Он вошел торжественно и с большим трудом, нарочно преувеличивая преклонность своих лет, чтобы уравновесить покоряющим достоинством старости Нимродову величественность и нисколько не унизить перед нею своего бога. При этом Иаков отлично знал, что придворный его сын не совсем спокоен за его поведенье и опасается, что он будет держаться с фараоном надменно, а чего доброго, и заведет речь о козле Биндиди, о чем Иосиф даже по-детски упомянул в предварительных своих наставленьях. Иаков не собирался касаться этого вопроса, но ронять свое достоинство он не был намерен и защищался подавляющим своим возрастом. Кстати сказать, его не только избавили от каких бы то ни было челобитий, не ожидая от него необходимой для этого подвижности, но и решили сделать аудиенцию как можно более краткой, чтобы старику не пришлось долго стоять.
Несколько мгновений они разглядывали друг друга молча — изнеженный сын позднего времени, боговидец, который с любопытством приподнялся в своей золоченой часовенке, нарушив свою сверхудобную позу, — и сын Ицхака, отец двенадцати; они глядели друг на друга, связанные одним и тем же часом и разделенные веками, исстари венценосный мальчик, болезненно пекущийся о том, чтобы выжать из тысячелетий богословской учености розовое масло нежно-мечтательной религии любви, и многоопытный старец, чья стоянка во времени была у исходной точки необозримо далеко идущего становленья. Фараон вскоре почувствовал себя неловко. Он не привык сразу заговаривать с тем, кто стоял перед ним, и ждал предусмотренного этикетом приветственного гимна, которым ему представлялись. К тому же, как мы отлично знаем, Иаков не вовсе пренебрег этой формальностью: известно, что войдя, а также перед своим уходом он «благословил» фараона. Это нужно понимать в самом буквальном смысле: обязательное славословие патриарх заменил формулой благословенья. Он поднял не обе руки, как перед богом, а только правую и простер ее, почтенно дрожавшую, к фараону, словно бы по-отечески осеняя ею издали голову юноши.

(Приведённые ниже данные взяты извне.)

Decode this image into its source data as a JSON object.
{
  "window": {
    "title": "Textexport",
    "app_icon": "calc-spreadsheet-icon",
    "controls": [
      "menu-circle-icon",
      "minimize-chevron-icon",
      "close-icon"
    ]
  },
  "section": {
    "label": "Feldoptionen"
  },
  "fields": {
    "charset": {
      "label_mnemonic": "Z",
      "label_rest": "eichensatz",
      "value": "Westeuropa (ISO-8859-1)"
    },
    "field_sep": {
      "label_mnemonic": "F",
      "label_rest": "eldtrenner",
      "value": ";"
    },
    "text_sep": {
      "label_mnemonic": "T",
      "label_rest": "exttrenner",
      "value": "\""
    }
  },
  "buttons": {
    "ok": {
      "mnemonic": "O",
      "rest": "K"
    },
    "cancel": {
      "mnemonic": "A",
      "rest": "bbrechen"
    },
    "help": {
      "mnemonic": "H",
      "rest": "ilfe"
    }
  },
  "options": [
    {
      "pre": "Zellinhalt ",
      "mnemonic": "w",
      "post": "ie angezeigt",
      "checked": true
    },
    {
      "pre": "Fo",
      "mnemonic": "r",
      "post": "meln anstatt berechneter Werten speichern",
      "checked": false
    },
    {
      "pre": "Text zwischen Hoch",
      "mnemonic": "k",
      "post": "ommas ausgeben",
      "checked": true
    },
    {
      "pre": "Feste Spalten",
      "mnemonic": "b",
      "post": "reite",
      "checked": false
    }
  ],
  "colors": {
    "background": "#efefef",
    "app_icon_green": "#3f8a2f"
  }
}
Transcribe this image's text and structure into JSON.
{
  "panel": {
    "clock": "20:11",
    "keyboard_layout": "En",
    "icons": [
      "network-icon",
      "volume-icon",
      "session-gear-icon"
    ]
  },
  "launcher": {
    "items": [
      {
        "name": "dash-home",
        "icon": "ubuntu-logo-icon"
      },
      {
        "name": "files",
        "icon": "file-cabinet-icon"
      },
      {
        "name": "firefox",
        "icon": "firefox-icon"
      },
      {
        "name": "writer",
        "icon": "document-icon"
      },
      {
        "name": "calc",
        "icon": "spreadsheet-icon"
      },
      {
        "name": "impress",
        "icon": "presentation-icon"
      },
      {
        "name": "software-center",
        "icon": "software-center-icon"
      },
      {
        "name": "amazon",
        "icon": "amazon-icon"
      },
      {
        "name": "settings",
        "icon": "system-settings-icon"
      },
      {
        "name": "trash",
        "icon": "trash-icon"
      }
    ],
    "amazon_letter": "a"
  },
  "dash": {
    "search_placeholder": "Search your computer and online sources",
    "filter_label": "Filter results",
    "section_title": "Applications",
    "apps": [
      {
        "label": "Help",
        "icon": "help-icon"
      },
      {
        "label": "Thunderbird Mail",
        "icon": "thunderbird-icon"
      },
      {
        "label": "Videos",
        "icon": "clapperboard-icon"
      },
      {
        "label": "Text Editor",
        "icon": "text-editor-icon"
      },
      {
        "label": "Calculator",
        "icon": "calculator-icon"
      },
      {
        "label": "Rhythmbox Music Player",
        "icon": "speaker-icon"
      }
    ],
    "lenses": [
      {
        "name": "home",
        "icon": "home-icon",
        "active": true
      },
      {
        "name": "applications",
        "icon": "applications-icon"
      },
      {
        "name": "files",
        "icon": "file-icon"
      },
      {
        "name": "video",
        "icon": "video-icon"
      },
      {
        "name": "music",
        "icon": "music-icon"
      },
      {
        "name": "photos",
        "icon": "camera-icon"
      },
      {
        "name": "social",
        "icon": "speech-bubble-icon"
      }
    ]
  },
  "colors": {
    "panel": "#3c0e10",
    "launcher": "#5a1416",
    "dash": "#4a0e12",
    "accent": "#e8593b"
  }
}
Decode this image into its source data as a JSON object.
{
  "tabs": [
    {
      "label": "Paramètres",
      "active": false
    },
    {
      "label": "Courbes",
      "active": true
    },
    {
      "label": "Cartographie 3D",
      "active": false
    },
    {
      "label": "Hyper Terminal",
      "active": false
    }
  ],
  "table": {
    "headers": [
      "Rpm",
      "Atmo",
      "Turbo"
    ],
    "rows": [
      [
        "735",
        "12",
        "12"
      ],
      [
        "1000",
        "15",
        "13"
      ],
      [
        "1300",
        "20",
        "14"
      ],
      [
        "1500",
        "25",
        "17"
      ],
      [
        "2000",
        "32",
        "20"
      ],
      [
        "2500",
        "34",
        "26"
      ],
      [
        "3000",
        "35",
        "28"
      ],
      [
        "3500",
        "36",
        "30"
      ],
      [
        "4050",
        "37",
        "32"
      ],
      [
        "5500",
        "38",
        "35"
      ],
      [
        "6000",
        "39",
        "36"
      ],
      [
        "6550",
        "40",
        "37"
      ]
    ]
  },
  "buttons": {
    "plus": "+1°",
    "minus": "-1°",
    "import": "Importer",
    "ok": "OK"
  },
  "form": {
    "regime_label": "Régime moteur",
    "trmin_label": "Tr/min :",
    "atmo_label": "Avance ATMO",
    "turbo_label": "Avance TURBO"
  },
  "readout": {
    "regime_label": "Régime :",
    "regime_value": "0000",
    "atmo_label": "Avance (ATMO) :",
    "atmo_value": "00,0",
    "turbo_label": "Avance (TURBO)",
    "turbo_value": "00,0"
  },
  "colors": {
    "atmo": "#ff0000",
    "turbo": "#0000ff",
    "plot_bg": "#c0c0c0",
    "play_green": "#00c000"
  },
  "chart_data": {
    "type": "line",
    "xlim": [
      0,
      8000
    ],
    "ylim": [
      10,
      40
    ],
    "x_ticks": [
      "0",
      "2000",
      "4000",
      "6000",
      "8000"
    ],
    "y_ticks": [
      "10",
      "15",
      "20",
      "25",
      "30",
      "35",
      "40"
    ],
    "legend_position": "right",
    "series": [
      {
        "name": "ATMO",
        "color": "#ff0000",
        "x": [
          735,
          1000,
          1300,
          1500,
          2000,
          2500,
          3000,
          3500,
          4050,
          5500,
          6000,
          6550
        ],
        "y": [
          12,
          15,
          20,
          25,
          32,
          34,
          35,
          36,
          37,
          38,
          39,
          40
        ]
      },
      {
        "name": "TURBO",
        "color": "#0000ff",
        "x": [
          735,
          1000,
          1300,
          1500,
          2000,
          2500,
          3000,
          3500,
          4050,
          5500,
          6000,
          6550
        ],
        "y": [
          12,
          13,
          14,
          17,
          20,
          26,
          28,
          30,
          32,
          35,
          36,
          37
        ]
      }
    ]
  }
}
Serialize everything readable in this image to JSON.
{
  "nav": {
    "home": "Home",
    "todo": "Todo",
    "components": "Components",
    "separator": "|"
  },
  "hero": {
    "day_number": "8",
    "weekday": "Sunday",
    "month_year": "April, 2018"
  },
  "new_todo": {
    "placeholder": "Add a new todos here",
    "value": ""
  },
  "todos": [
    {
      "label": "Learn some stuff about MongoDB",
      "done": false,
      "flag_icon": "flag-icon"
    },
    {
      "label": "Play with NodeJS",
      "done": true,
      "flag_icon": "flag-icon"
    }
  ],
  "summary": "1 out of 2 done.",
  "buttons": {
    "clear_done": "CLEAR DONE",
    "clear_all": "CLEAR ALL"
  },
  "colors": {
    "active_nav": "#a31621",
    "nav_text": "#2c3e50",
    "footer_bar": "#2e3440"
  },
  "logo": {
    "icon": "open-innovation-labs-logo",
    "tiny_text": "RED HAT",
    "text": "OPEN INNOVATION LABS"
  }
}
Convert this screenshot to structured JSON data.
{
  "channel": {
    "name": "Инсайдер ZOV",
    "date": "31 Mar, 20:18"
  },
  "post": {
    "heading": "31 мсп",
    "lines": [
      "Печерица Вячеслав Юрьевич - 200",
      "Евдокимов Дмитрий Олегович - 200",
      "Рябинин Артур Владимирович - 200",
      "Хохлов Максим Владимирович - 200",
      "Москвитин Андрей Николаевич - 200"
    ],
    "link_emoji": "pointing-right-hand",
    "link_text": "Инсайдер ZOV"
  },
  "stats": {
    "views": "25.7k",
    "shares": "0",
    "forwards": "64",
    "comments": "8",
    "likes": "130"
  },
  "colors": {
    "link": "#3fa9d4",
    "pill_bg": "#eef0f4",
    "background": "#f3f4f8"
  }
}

— Да благословит тебя господь, царь земли Египетской, — сказал он голосом глубокой старости.
На фараона это произвело очень большое впечатление.
— Сколько же тебе лет, дедушка? — спросил он удивленно.
Тут Иаков снова впал в преувеличение Известно, что он определил число своих лет цифрой сто тридцать — а это совершенно случайный ответ. Во-первых, он вообще не знал так точно своего возраста — в его местах и поныне обходятся без ясных представлений на этот счет. А кроме того, мы знаем, что всего Иакову отпущено было сто шесть лет жизни — долголетие не сверхъестественное, хотя и чрезвычайное. Следовательно, тогда он еще не дожил до девяноста и был даже очень крепок для столь почтенного возраста. И все же этот возраст давал ему возможность облечь себя перед фараоном величайшей торжественностью. Жесты его были под стать слепцу и пророку, обороты речи выспренни. «Дней странствования моего сто тридцать лет, — сказал он и прибавил: — Малы и несчастны дни жизни моей, и не достигли до лет жизни отцов моих во днях странствования их».
Фараон содрогнулся. Ему суждено было умереть молодым, чему нежная природа его не противилась, и такие сроки жизни поистине ужаснули его.
— Бог ты мой! — сказал он с каким-то даже унынием. — И ты всегда жил в Хевроне, дедушка, в горемычном Ретену?